В тот самый момент, когда я закончил обильный ужин и пребывал в полной уверенности, что жизнь все-таки прекрасна, дверь трактира распахнулась с такой силой, что слетела с одной петли. Вторая петля протестующе заскрипела, но выдержала, отчего дверь повисла, жалобно перекосившись. Я с интересом уставился на ввалившуюся компанию.
– Где этот мерзавец? – угрожающе взревел невысокий, на полголовы ниже меня рыцарь с круглым веснушчатым лицом.
На вид ему лет двадцать, прозрачно-серые глаза смотрят с неприкрытой угрозой, тонкие губы презрительно кривятся. Подбородок юноша вызывающе выставил вперед, отчего у всех людей доброй воли возникает невольное желание шарахнуть по нему со всей дури. Во избежание, иначе задира ударит первым. Следом за рыцарем ввалилось двое до зубов вооруженных воинов.
Если у господина под теплый серый плащ поддета обычная кольчуга, а снятый шлем, украшенный золотой и серебряной гравировкой, он беззаботно несет в руке, то эти угрюмо зыркают из-под нахлобученных железных шапок, ладонь неотрывно держат на рукояти меча, широкая грудь надежно прикрыта пластинчатым панцирем. На поясе у обоих широкие кинжалы, вдобавок у левого прикреплена булава, у правого – топор.
Хозяин выглядит бешеным хорьком, а его оруженосцы – вылитые шакалы. Это, само собой, делает их еще опаснее.
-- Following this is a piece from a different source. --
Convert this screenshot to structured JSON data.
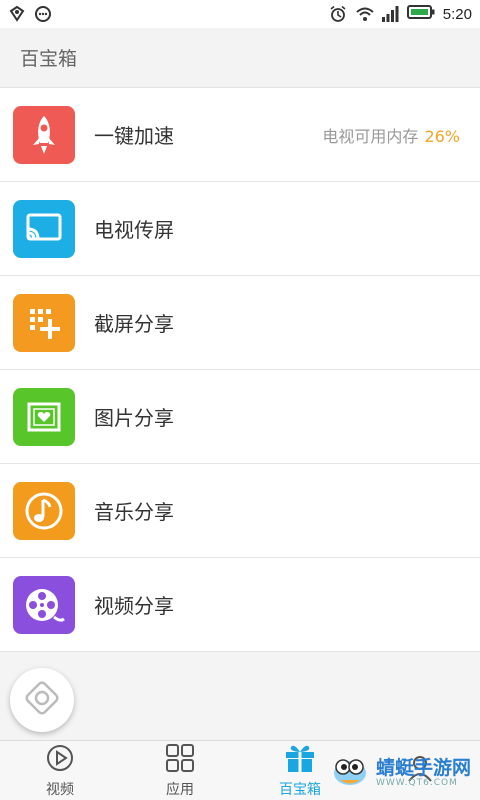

Подобные им не рвутся в битву, добывая воинскую славу, а предпочитают грабить и насиловать в покоренных деревнях и небольших городках. Французы презрительно называют таких «годонами», чужаками. Странно, что их только трое, обычно в подобных бандах не менее двадцати человек. Все изрядно пьяны и настроены достаточно враждебно.
– Кого ищет ваша светлость? – глухо сипит трактирщик: похоже, у него враз пересохло в горле.
Видно, сама судьба ополчилась сегодня против старого священника, поскольку обиженный дерзким вмешательством капитан пожелал лично удостовериться, что тело в самом деле бросили собакам.
– Моя светлость ищет каналью священника, которого ты, падаль, посмел затащить в этот грязный свинарник! – верещит рыцарь, как резаный.
Эк его разобрало! Если уж ты такой неистовый, взял бы да отправился воевать с сарацинами, вот бы вы вдоволь повизжали друг на друга. Крича, что подожжет весь гадюшник, а трактирщика повесит рядом с проклятым святошей, рыцарь посылает одного из воинов найти раненого и стащить вниз. Вот это уже никуда не годится, нарушать больничный режим – последнее дело, любой медработник подтвердит. Что еще за самоуправство? Давным-давно великий Гиппократ опытным путем установил, что если заболевшего лечить, правильно кормить и назначать ему больничный режим, то пациент может выздороветь. И я буду бороться за здоровье данного конкретного больного!
Я внимательно смотрю в окно. Еще не стемнело, но небо успело незаметно поменять цвет с привычно лазурного на насыщенно-темные оттенки, совсем скоро солнце обессиленно рухнет за горизонт. На небе кокетливо красуется бледная луна, подманивает медлительные звезды. С немалым удовлетворением констатирую, что из всех лошадей во дворе англичанам принадлежат только трое. Серым в яблоках жеребцом, на котором дорогое седло с высокой спинкой, серебряные уздечка и стремена, явно владеет заносчивый юнец. Два других коня заметно проще, но ростом и статью выделяются среди мирных крестьянских трудяг, как доги между спаниелей.
Пришельцы самоуверенно заявились в деревню всего лишь втроем, явно не верят в угрозу со стороны вечно забитых сервов с тусклыми лицами. Их будешь живьем жарить, а кроме униженной мольбы, так ничего не дождешься, еще и благодарить будут, что благородный господин обратил на них внимание. Улица, совсем недавно полная народу, девственно пуста, деревня как вымерла. Только вездесущие воробьи лениво копошатся в грязи, да беспрерывно кукует кукушка, видно, где-то поблизости бродит бессмертный. Захлопнув пыльные ставни, дома будто вжались в землю.